Professional Life
George W. Ainslie currently presides as the Chief of Psychiatrist at the Veterans Affairs Medical Center in Coatesville, Pennsylvania and is a Clinical Professor of Psychiatry at Temple University Medical School.
Contribution to Psychology
George W. Ainslie is the founder of Picoeconomics, a term that Ainslie used to describe a person’s preference of choosing instant gratification versus delaying gratification for a future outcome. With the supervision of Howard Rachlin and through various experiments , Ainslie discovered that if given a choice between an instant payoff or a delayed reward, people would increasingly be inclined to select the reward that was would present itself sooner. Therefore, Ainslie’s Picoeconomics is based on the operant conditioning theory, a theory that suggests that people have a preference for rewards that are delivered sooner over rewards delivered at a later point in time. Subsequently, Ainslie determined that the further the reward is delayed, the less valuable it becomes, resulting in an increase in preference for an immediate outcome.
Ainslie used his behavioral economist experience to study the behaviors that led to Picoeconomics. Subsequent studies have served to support Ainslie’s theory. Research has been conducted on animals and humans to reveal that preference trends toward a hyperbolic curve as opposed to an exponential one that would present consistent preferences over a specific time horizon.
His research has been compiled and published in various works that integrate evidence from Richard Herrnstein's matching law and Walter Mischel’s theories relative to gratification delay in children. Ainslie has also published research and theoretical works concerning addiction from his experience in addressing the needs of veterans during his time at the Veterans Affairs Medical Center in Coatesville Pennsylvania, where his is currently the Chief Psychiatrist. Ainslie explores the rationality of preference in economics and his theory of an “internal market.” He examines varying interests and opinions of similar topics. Ainslie further examines the behavioral techniques used and required to control the impulsivity of instant gratification and the internal disturbances this can cause.

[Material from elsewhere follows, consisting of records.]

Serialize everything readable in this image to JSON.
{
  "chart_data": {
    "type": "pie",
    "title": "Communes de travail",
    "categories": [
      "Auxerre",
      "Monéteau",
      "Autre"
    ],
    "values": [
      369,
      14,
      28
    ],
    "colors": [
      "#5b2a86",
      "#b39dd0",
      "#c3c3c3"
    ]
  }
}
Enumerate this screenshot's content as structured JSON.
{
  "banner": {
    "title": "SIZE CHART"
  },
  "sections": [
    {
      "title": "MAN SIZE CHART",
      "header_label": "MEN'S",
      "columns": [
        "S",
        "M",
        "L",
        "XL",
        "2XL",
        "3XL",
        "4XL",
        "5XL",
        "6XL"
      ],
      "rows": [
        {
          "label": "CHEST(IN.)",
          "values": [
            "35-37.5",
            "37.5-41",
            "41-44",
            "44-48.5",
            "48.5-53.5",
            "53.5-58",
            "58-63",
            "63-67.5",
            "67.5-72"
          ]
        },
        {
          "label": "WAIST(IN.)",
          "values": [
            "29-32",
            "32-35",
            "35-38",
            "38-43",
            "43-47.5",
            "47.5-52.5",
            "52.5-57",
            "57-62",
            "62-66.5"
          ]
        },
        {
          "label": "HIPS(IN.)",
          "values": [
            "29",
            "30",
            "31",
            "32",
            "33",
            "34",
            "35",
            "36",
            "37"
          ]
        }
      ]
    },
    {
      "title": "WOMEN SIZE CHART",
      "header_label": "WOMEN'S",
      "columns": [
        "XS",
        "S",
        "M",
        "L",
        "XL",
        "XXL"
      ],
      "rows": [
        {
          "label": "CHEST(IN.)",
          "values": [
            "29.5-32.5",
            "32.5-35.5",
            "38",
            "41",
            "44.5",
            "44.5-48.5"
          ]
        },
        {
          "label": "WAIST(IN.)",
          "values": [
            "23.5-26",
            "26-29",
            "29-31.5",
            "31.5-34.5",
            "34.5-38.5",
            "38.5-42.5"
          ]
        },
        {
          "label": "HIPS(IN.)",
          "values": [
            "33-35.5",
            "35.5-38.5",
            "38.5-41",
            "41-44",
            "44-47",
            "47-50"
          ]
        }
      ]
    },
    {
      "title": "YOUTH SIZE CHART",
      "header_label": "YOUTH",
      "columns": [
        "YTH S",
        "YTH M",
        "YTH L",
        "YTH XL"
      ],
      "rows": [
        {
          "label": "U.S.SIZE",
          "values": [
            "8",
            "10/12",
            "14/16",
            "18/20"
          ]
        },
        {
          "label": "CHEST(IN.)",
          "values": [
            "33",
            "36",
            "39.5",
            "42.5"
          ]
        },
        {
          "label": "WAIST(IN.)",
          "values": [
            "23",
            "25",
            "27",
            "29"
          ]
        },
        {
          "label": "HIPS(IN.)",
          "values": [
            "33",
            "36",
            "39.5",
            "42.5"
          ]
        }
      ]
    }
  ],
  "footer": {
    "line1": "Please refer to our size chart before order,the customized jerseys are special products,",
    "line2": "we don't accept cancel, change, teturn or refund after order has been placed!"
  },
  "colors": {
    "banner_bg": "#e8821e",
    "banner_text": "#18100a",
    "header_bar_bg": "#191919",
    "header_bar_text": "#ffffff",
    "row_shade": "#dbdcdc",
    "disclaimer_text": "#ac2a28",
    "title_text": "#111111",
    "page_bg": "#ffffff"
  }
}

Ainslie is currently presiding as Clinical Professor of Psychiatry at Temple University Medical School and continues to make seminal contributions and provide analysis to further explore his theory of Picoeconomics. His best known works are Breakdown of Will (Cambridge University Press, 2001) and Picoeconomics: The Strategic Interaction of Successive Motivational States within the Person" (Cambridge University Press, 1992).